Im bayerischen Wallenhausen bei Ulm entsteht Europas erstes Mehrfamilienhaus aus dem 3D-Betondrucker. Vorreiter der neuen Technologie ist das Unternehmen PERI, das sich mit Schalungs- und Gerüstbau einen Namen gemacht hat. Während das Stapeln von Betonschichten schon länger möglich ist, besitzt das Projekt erstmals auch alle Genehmigungen und Zulassungen. Der Baustellenbesuch will gut abgepasst sein: Ende Oktober begann der Druck, am 4. Dezember war man auf der frühwinterlichen Baustelle in Schwaben schon beim Dach angekommen, eine Woche später konnte der Rohbau fertiggestellt werden.

Von Alexander Stumm


Direkt gegenüber der Dorfkirche im beschaulichen Wallenhausen wird seit einigen Wochen an einem Gebäude gearbeitet, das nicht weniger als eine Revolution für die Bauindustrie darstellen könnte. Dabei würde das Mehrfamilienhaus mit zwei Voll- und einem Dachgeschoss bei rund 380 Quadratmetern Wohnfläche, sobald fertiggestellt, einem Passanten wahrscheinlich nicht einmal auffallen. Experimentell ist die Konstruktionsweise, der Bau entsteht fast vollständig aus dem 3D-Betondrucker.

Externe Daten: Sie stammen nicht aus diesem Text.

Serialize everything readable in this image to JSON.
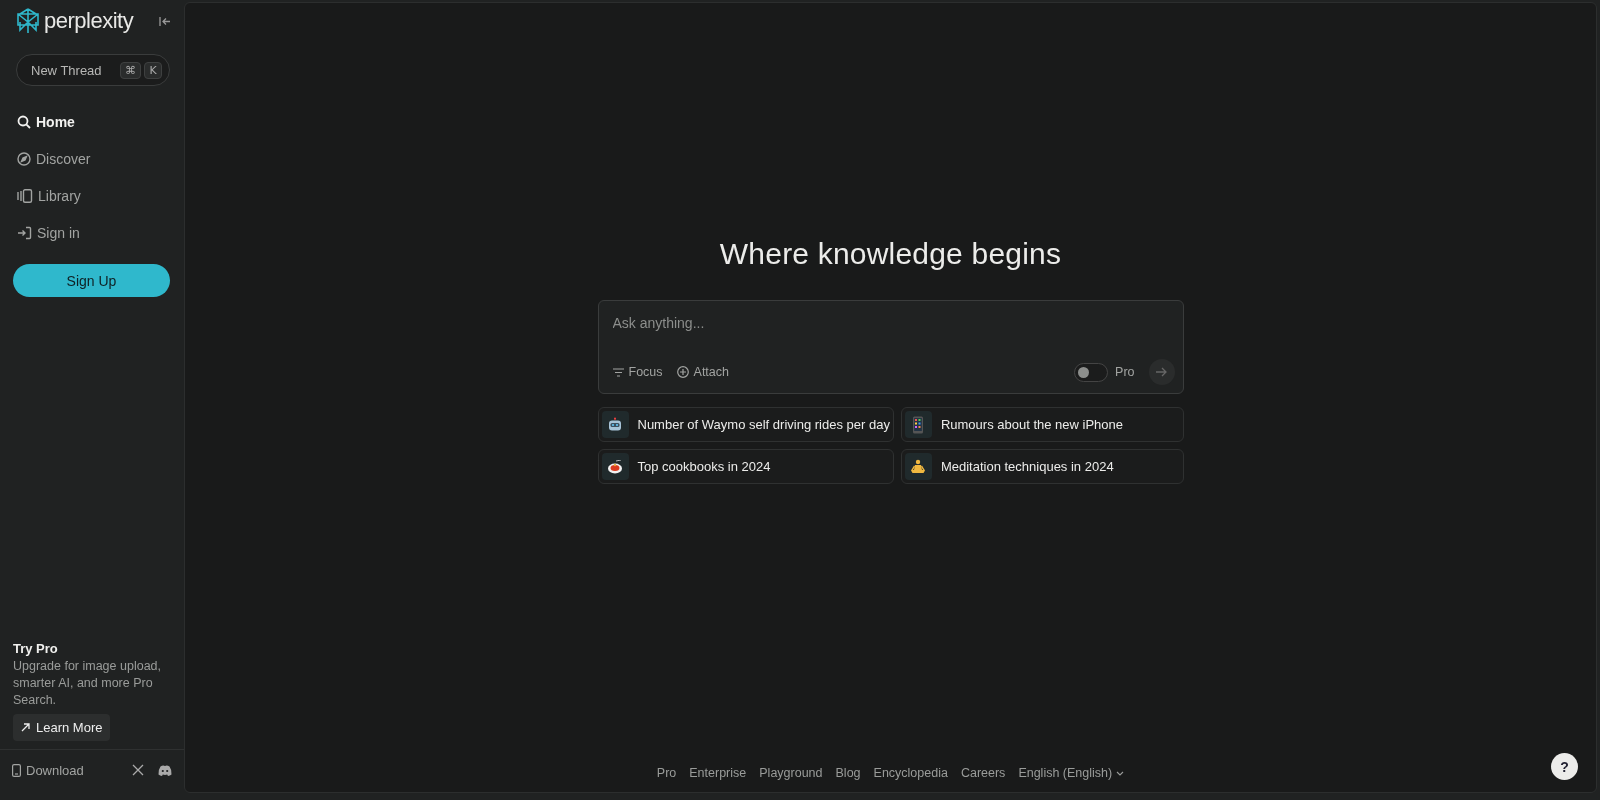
{
  "sidebar": {
    "logo": "perplexity",
    "new_thread": {
      "label": "New Thread",
      "keys": [
        "⌘",
        "K"
      ]
    },
    "nav": [
      {
        "label": "Home",
        "selected": true
      },
      {
        "label": "Discover",
        "selected": false
      },
      {
        "label": "Library",
        "selected": false
      },
      {
        "label": "Sign in",
        "selected": false
      }
    ],
    "sign_up": "Sign Up",
    "promo": {
      "title": "Try Pro",
      "text": "Upgrade for image upload, smarter AI, and more Pro Search.",
      "button": "Learn More"
    },
    "download": "Download"
  },
  "main": {
    "heading": "Where knowledge begins",
    "search": {
      "placeholder": "Ask anything...",
      "focus": "Focus",
      "attach": "Attach",
      "pro_label": "Pro",
      "pro_on": false
    },
    "suggestions": [
      {
        "text": "Number of Waymo self driving rides per day"
      },
      {
        "text": "Rumours about the new iPhone"
      },
      {
        "text": "Top cookbooks in 2024"
      },
      {
        "text": "Meditation techniques in 2024"
      }
    ],
    "footer_links": [
      "Pro",
      "Enterprise",
      "Playground",
      "Blog",
      "Encyclopedia",
      "Careers"
    ],
    "language": "English (English)",
    "help": "?"
  }
}
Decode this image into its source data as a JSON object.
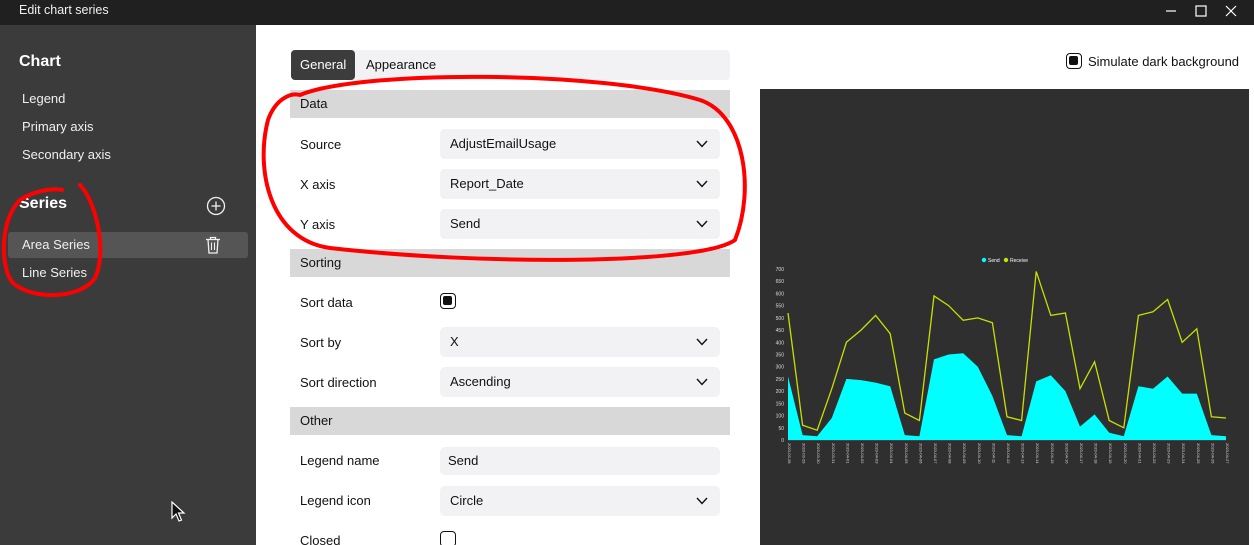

Die Drucker bedienen Mitarbeiter*innen des Unternehmens PERI, das eigentlich für Schalungen und Gerüstbau bekannt ist und das sich mit der Technologie ein neues Standbein aufbauen will. Bauherr ist die Michael Rupp Bauunternehmung, die sich mit der neu gegründeten Tochter Rupp Gebäudedruck ab 2021 auf den 3D-Sektor spezialisieren wird. Die Planung übernahmen die Ulmer Architekten Mühlich, Fink & Partner, die das 3D-Model in einer handelsüblichen CAD-Software zeichneten. Wichtigster Unterschied ist, dass schon vor Baubeginn per BIM alle Elektroinstallationen bis zur einzelnen Steckdose berücksichtigt und vorgeplant sind – nachträglich werden also keine Schlitze geschlagen. Für die Konvertierung wird die Datei in eine auch bei Polymer-Druckern bekannte Slicer-Software geladen, mit deren Hilfe sich das Volumen in Schichten zerlegen und in XYZ-Koordinaten übersetzen lässt. Diese lange Aneinanderreihung von Koordinaten wird schließlich in den Drucker eingespeist. Das Ganze ist dabei eine Sache von wenigen Minuten.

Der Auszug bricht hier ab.